Global sourcing in a world less flat
I recently cam across an interesting piece on the McKInsey – What Matters website on globalisation. It highlights that globalisation is not a new concept and that deglobalisation is a possibility in these troubled economic times. I added my tuppence worth as follows:
Interesting piece and thank you for not making reference to Globalisation 2.0! There are almost too many scenarios to contemplate. At one extreme we all enter the supply chain of a handful of mega suppliers, such as Wal-mart. Another extreme is that the West becomes the main source of low cost labour as the affluence of the East grows. As we flit from inflation to deflation at ever greater clock speeds, it is truly a fool that builds an organisation on anything other than chaos theory.

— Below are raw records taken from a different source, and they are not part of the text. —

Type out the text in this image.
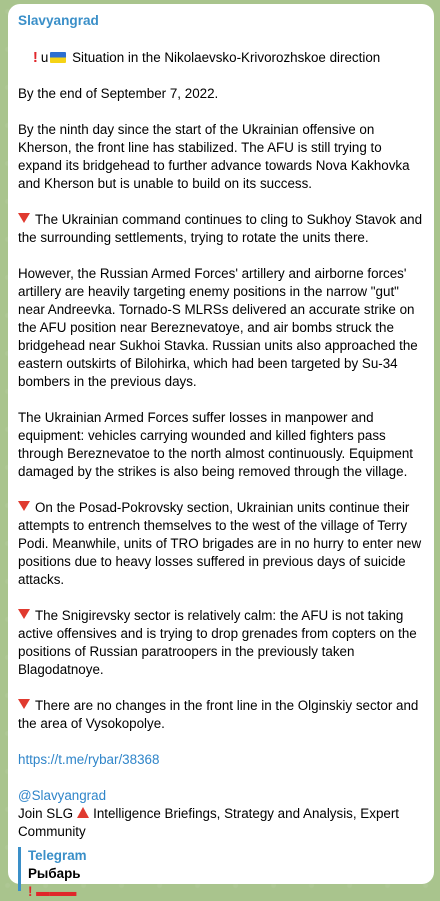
Slavyangrad

! u Situation in the Nikolaevsko-Krivorozhskoe direction

By the end of September 7, 2022.
By the ninth day since the start of the Ukrainian offensive on Kherson, the front line has stabilized. The AFU is still trying to expand its bridgehead to further advance towards Nova Kakhovka and Kherson but is unable to build on its success.
The Ukrainian command continues to cling to Sukhoy Stavok and the surrounding settlements, trying to rotate the units there.
However, the Russian Armed Forces' artillery and airborne forces' artillery are heavily targeting enemy positions in the narrow "gut" near Andreevka. Tornado-S MLRSs delivered an accurate strike on the AFU position near Bereznevatoye, and air bombs struck the bridgehead near Sukhoi Stavka. Russian units also approached the eastern outskirts of Bilohirka, which had been targeted by Su-34 bombers in the previous days.
The Ukrainian Armed Forces suffer losses in manpower and equipment: vehicles carrying wounded and killed fighters pass through Bereznevatoe to the north almost continuously. Equipment damaged by the strikes is also being removed through the village.
On the Posad-Pokrovsky section, Ukrainian units continue their attempts to entrench themselves to the west of the village of Terry Podi. Meanwhile, units of TRO brigades are in no hurry to enter new positions due to heavy losses suffered in previous days of suicide attacks.
The Snigirevsky sector is relatively calm: the AFU is not taking active offensives and is trying to drop grenades from copters on the positions of Russian paratroopers in the previously taken Blagodatnoye.
There are no changes in the front line in the Olginskiy sector and the area of Vysokopolye.
https://t.me/rybar/38368
@Slavyangrad
Join SLG Intelligence Briefings, Strategy and Analysis, Expert Community
Telegram
Рыбарь
! ▬▬▬
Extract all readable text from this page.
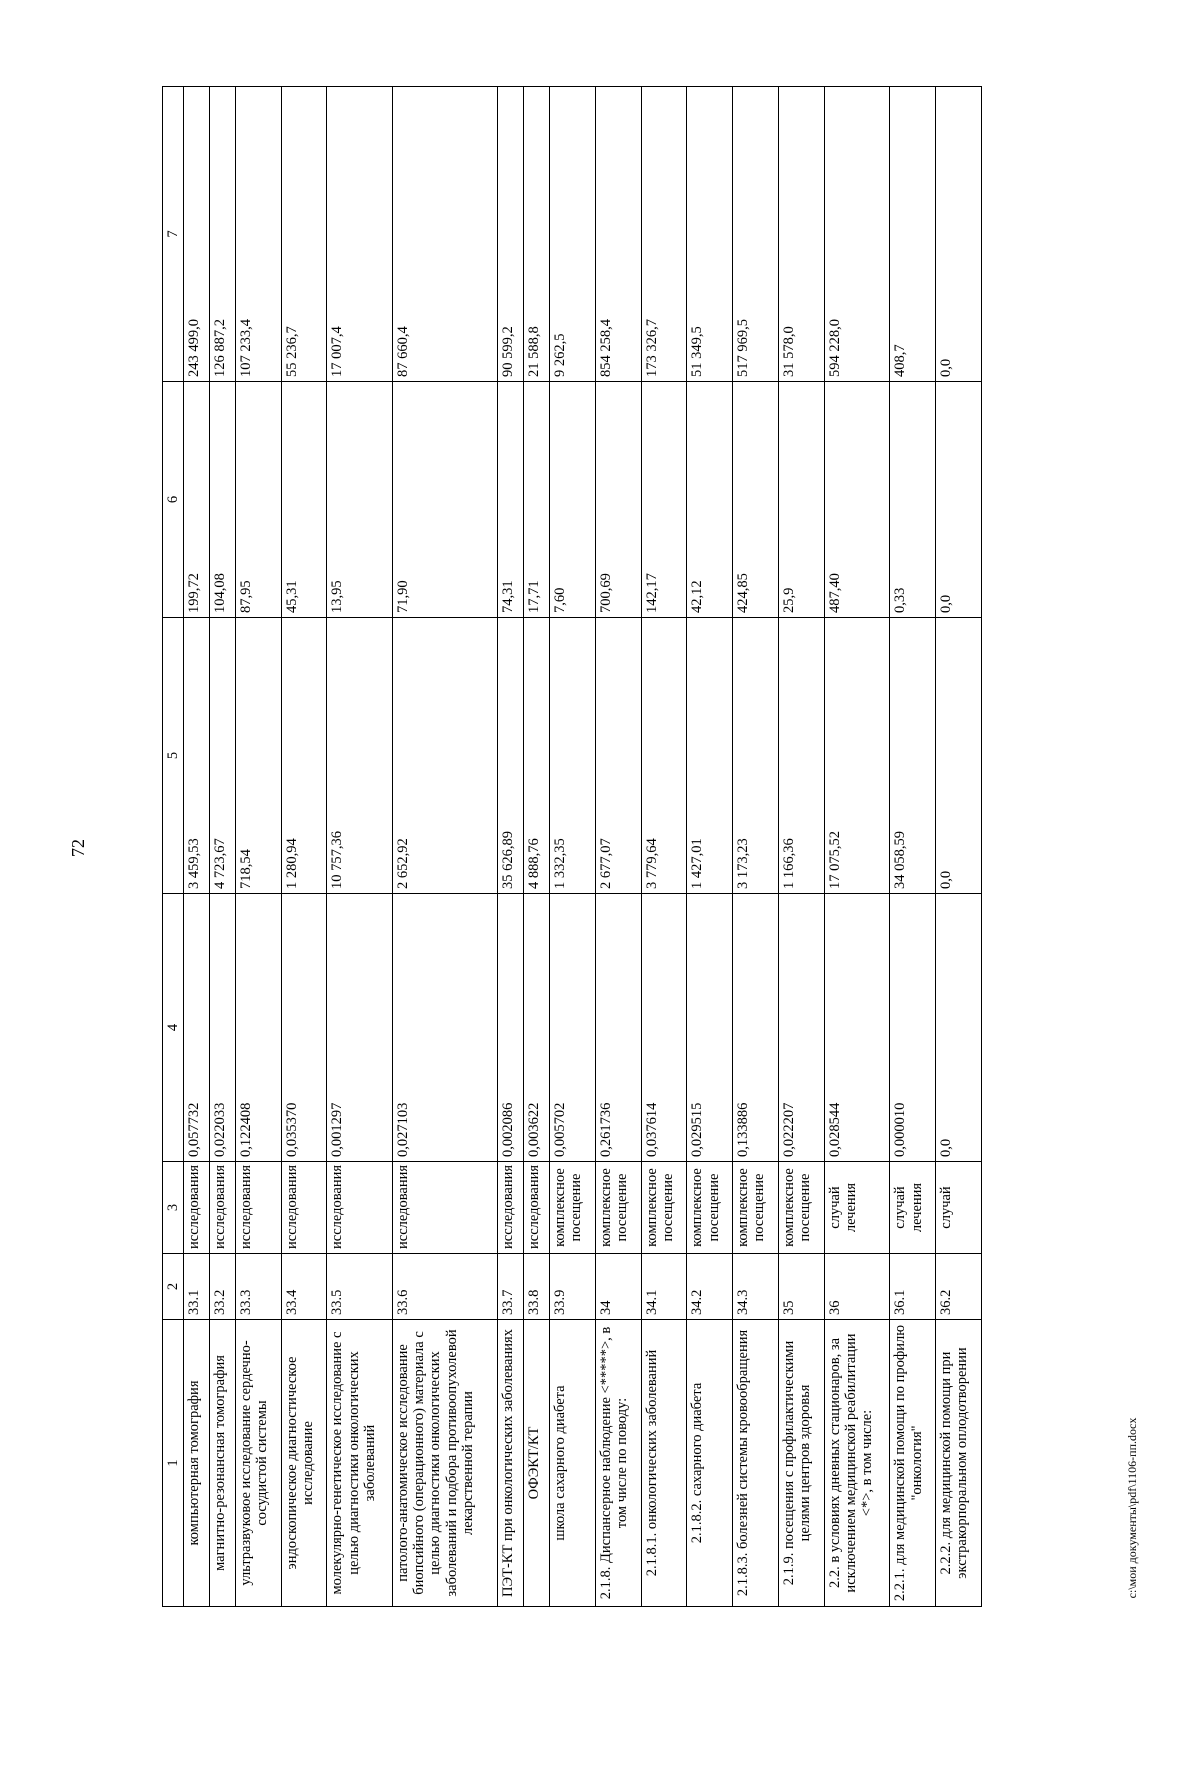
72
1	2	3	4	5	6	7
компьютерная томография	33.1	исследования	0,057732	3 459,53	199,72	243 499,0
магнитно-резонансная томография	33.2	исследования	0,022033	4 723,67	104,08	126 887,2
ультразвуковое исследование сердечно-сосудистой системы	33.3	исследования	0,122408	718,54	87,95	107 233,4
эндоскопическое диагностическое исследование	33.4	исследования	0,035370	1 280,94	45,31	55 236,7
молекулярно-генетическое исследование с целью диагностики онкологических заболеваний	33.5	исследования	0,001297	10 757,36	13,95	17 007,4
патолого-анатомическое исследование биопсийного (операционного) материала с целью диагностики онкологических заболеваний и подбора противоопухолевой лекарственной терапии	33.6	исследования	0,027103	2 652,92	71,90	87 660,4
ПЭТ-КТ при онкологических заболеваниях	33.7	исследования	0,002086	35 626,89	74,31	90 599,2
ОФЭКТ/КТ	33.8	исследования	0,003622	4 888,76	17,71	21 588,8
школа сахарного диабета	33.9	комплексное посещение	0,005702	1 332,35	7,60	9 262,5
2.1.8. Диспансерное наблюдение <*****>, в том числе по поводу:	34	комплексное посещение	0,261736	2 677,07	700,69	854 258,4
2.1.8.1. онкологических заболеваний	34.1	комплексное посещение	0,037614	3 779,64	142,17	173 326,7
2.1.8.2. сахарного диабета	34.2	комплексное посещение	0,029515	1 427,01	42,12	51 349,5
2.1.8.3. болезней системы кровообращения	34.3	комплексное посещение	0,133886	3 173,23	424,85	517 969,5
2.1.9. посещения с профилактическими целями центров здоровья	35	комплексное посещение	0,022207	1 166,36	25,9	31 578,0
2.2. в условиях дневных стационаров, за исключением медицинской реабилитации <*>, в том числе:	36	случай лечения	0,028544	17 075,52	487,40	594 228,0
2.2.1. для медицинской помощи по профилю "онкология"	36.1	случай лечения	0,000010	34 058,59	0,33	408,7
2.2.2. для медицинской помощи при экстракорпоральном оплодотворении	36.2	случай	0,0	0,0	0,0	0,0
c:\мои документы\pdf\1106-пп.docx
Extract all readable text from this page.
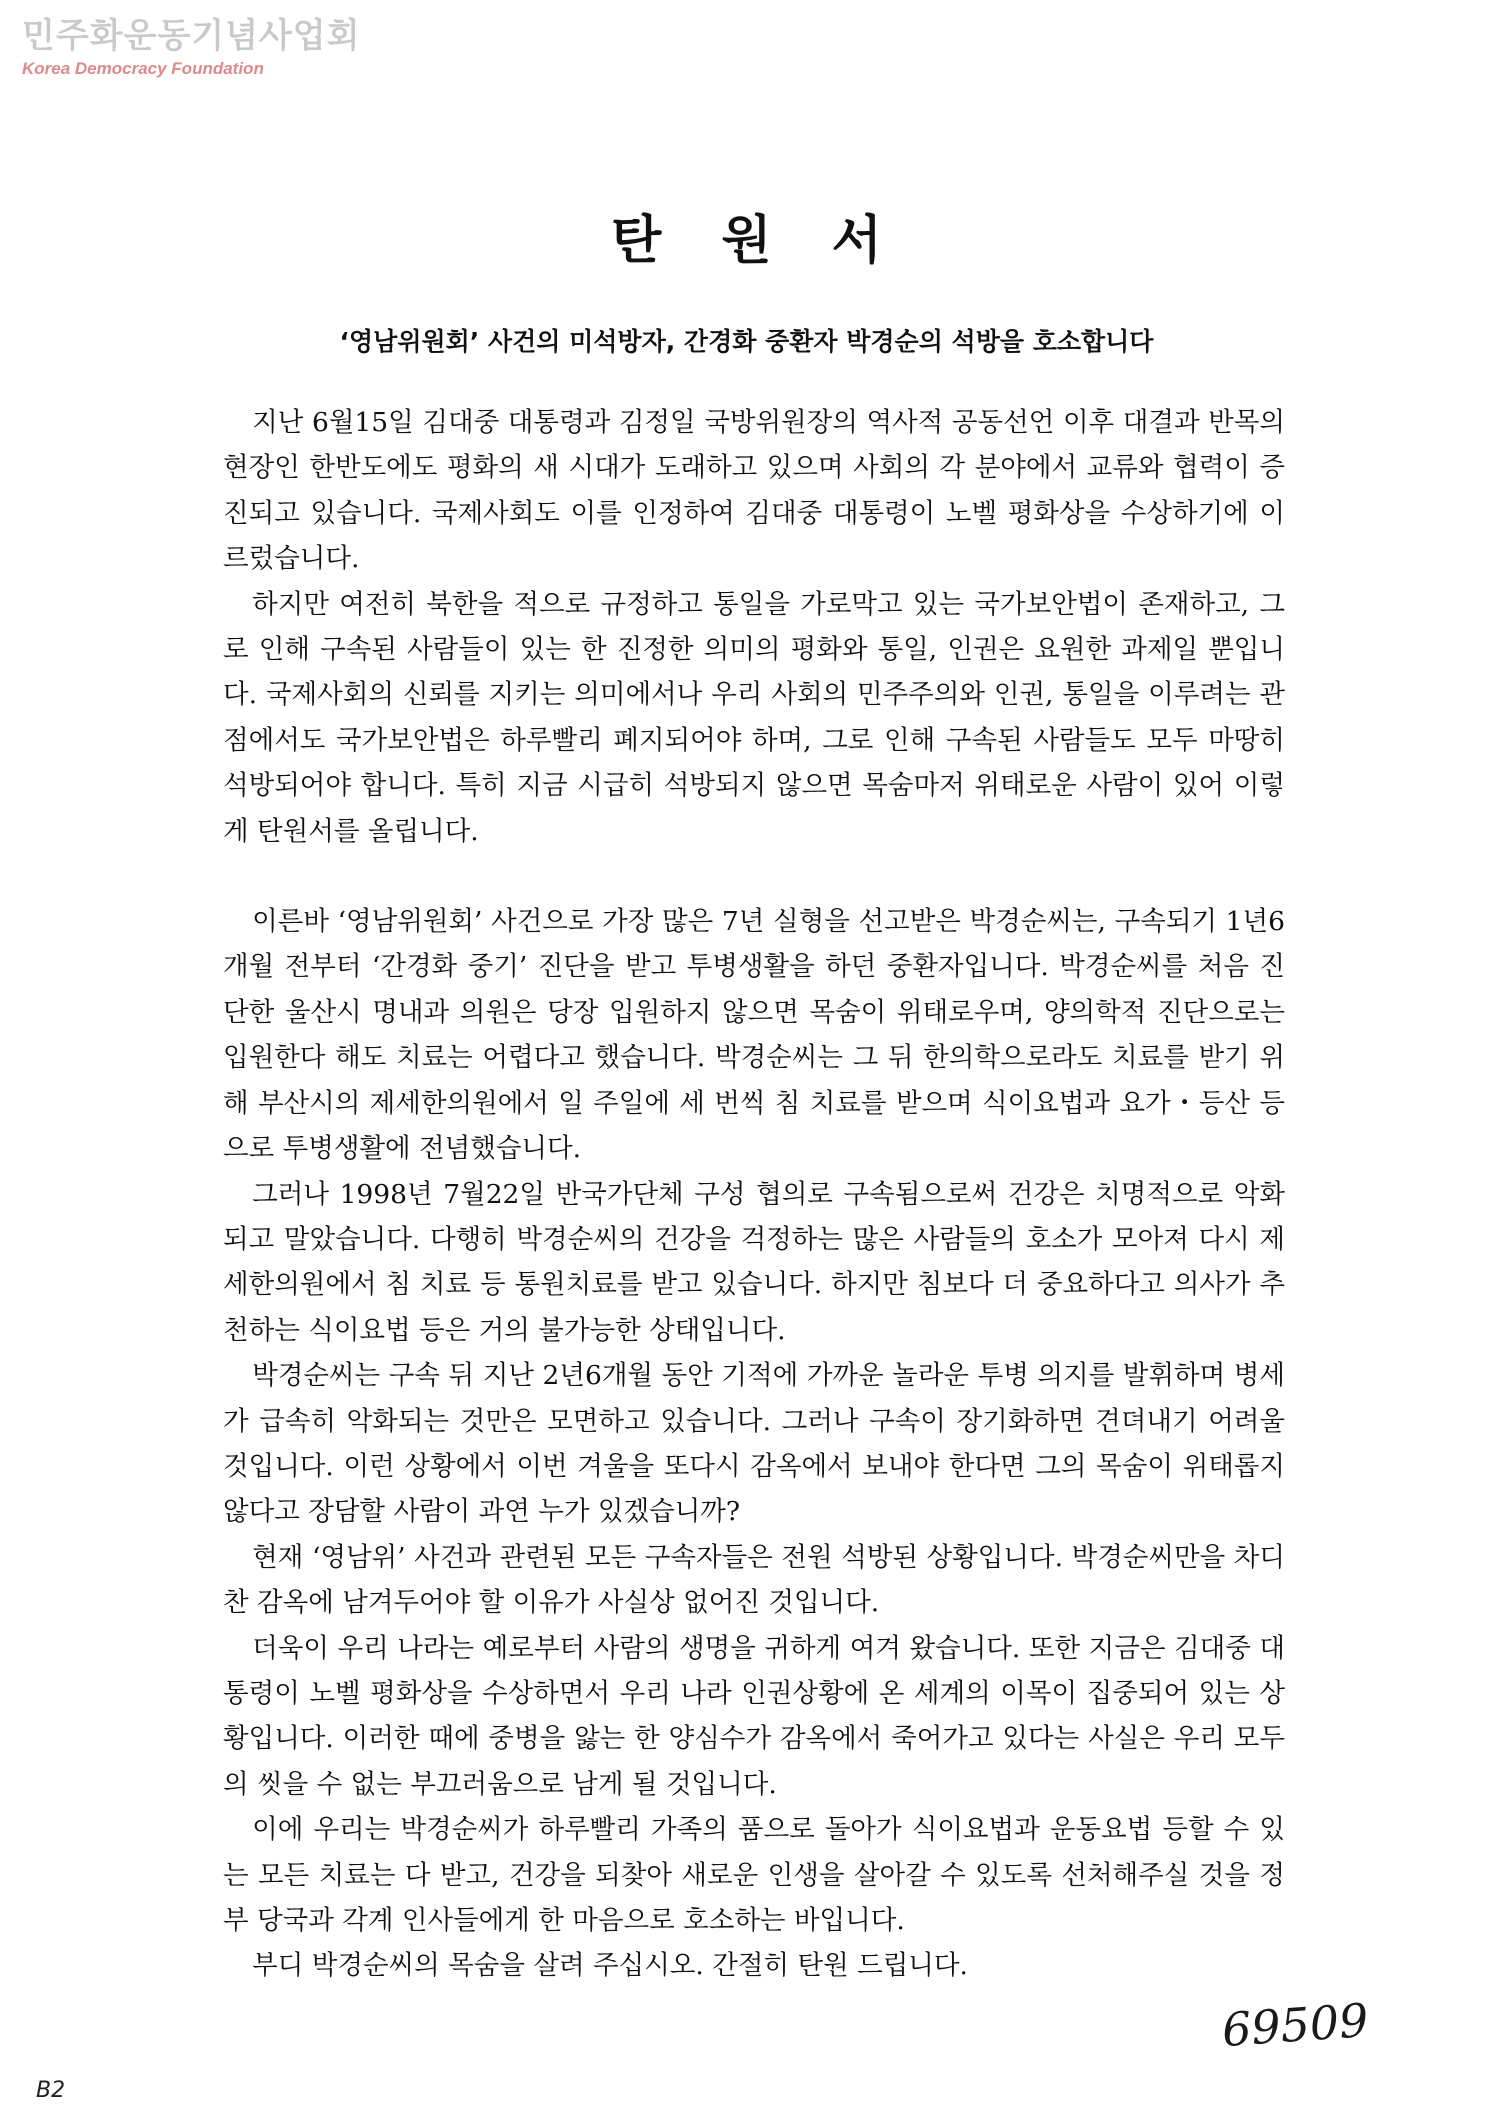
민주화운동기념사업회
Korea Democracy Foundation
탄원서
‘영남위원회’ 사건의 미석방자, 간경화 중환자 박경순의 석방을 호소합니다

지난 6월15일 김대중 대통령과 김정일 국방위원장의 역사적 공동선언 이후 대결과 반목의 현장인 한반도에도 평화의 새 시대가 도래하고 있으며 사회의 각 분야에서 교류와 협력이 증진되고 있습니다. 국제사회도 이를 인정하여 김대중 대통령이 노벨 평화상을 수상하기에 이르렀습니다.

하지만 여전히 북한을 적으로 규정하고 통일을 가로막고 있는 국가보안법이 존재하고, 그로 인해 구속된 사람들이 있는 한 진정한 의미의 평화와 통일, 인권은 요원한 과제일 뿐입니다. 국제사회의 신뢰를 지키는 의미에서나 우리 사회의 민주주의와 인권, 통일을 이루려는 관점에서도 국가보안법은 하루빨리 폐지되어야 하며, 그로 인해 구속된 사람들도 모두 마땅히 석방되어야 합니다. 특히 지금 시급히 석방되지 않으면 목숨마저 위태로운 사람이 있어 이렇게 탄원서를 올립니다.

이른바 ‘영남위원회’ 사건으로 가장 많은 7년 실형을 선고받은 박경순씨는, 구속되기 1년6개월 전부터 ‘간경화 중기’ 진단을 받고 투병생활을 하던 중환자입니다. 박경순씨를 처음 진단한 울산시 명내과 의원은 당장 입원하지 않으면 목숨이 위태로우며, 양의학적 진단으로는 입원한다 해도 치료는 어렵다고 했습니다. 박경순씨는 그 뒤 한의학으로라도 치료를 받기 위해 부산시의 제세한의원에서 일 주일에 세 번씩 침 치료를 받으며 식이요법과 요가・등산 등으로 투병생활에 전념했습니다.

그러나 1998년 7월22일 반국가단체 구성 협의로 구속됨으로써 건강은 치명적으로 악화되고 말았습니다. 다행히 박경순씨의 건강을 걱정하는 많은 사람들의 호소가 모아져 다시 제세한의원에서 침 치료 등 통원치료를 받고 있습니다. 하지만 침보다 더 중요하다고 의사가 추천하는 식이요법 등은 거의 불가능한 상태입니다.

박경순씨는 구속 뒤 지난 2년6개월 동안 기적에 가까운 놀라운 투병 의지를 발휘하며 병세가 급속히 악화되는 것만은 모면하고 있습니다. 그러나 구속이 장기화하면 견뎌내기 어려울 것입니다. 이런 상황에서 이번 겨울을 또다시 감옥에서 보내야 한다면 그의 목숨이 위태롭지 않다고 장담할 사람이 과연 누가 있겠습니까?

현재 ‘영남위’ 사건과 관련된 모든 구속자들은 전원 석방된 상황입니다. 박경순씨만을 차디찬 감옥에 남겨두어야 할 이유가 사실상 없어진 것입니다.

더욱이 우리 나라는 예로부터 사람의 생명을 귀하게 여겨 왔습니다. 또한 지금은 김대중 대통령이 노벨 평화상을 수상하면서 우리 나라 인권상황에 온 세계의 이목이 집중되어 있는 상황입니다. 이러한 때에 중병을 앓는 한 양심수가 감옥에서 죽어가고 있다는 사실은 우리 모두의 씻을 수 없는 부끄러움으로 남게 될 것입니다.

이에 우리는 박경순씨가 하루빨리 가족의 품으로 돌아가 식이요법과 운동요법 등할 수 있는 모든 치료는 다 받고, 건강을 되찾아 새로운 인생을 살아갈 수 있도록 선처해주실 것을 정부 당국과 각계 인사들에게 한 마음으로 호소하는 바입니다.

부디 박경순씨의 목숨을 살려 주십시오. 간절히 탄원 드립니다.

B2
69509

In my view the level of business agility needed to operate in an increasingly perturbed global market will lead to fragmentation of the mega corporations into more nimble and decoupled value-amplification units.
There may well be a holding company for the purposes of generating share capital. But each unit will have to win the business from the holding company. For a given market scenario the owner-buyer may well choose an alternative unit. Similarly the sell-side unit is free to pursue business beyond the parent organisation.
There are parallels here with the software development industry as it moves from the rigid functional decomposition model through to a loosely coupled service-oriented architecture.
Both have their strengths and weaknesses. But in a world where strategy, perhaps like capitalism, will increasingly be a topic of only historical interest, those that can think fast and execute fast will be most likely to survive.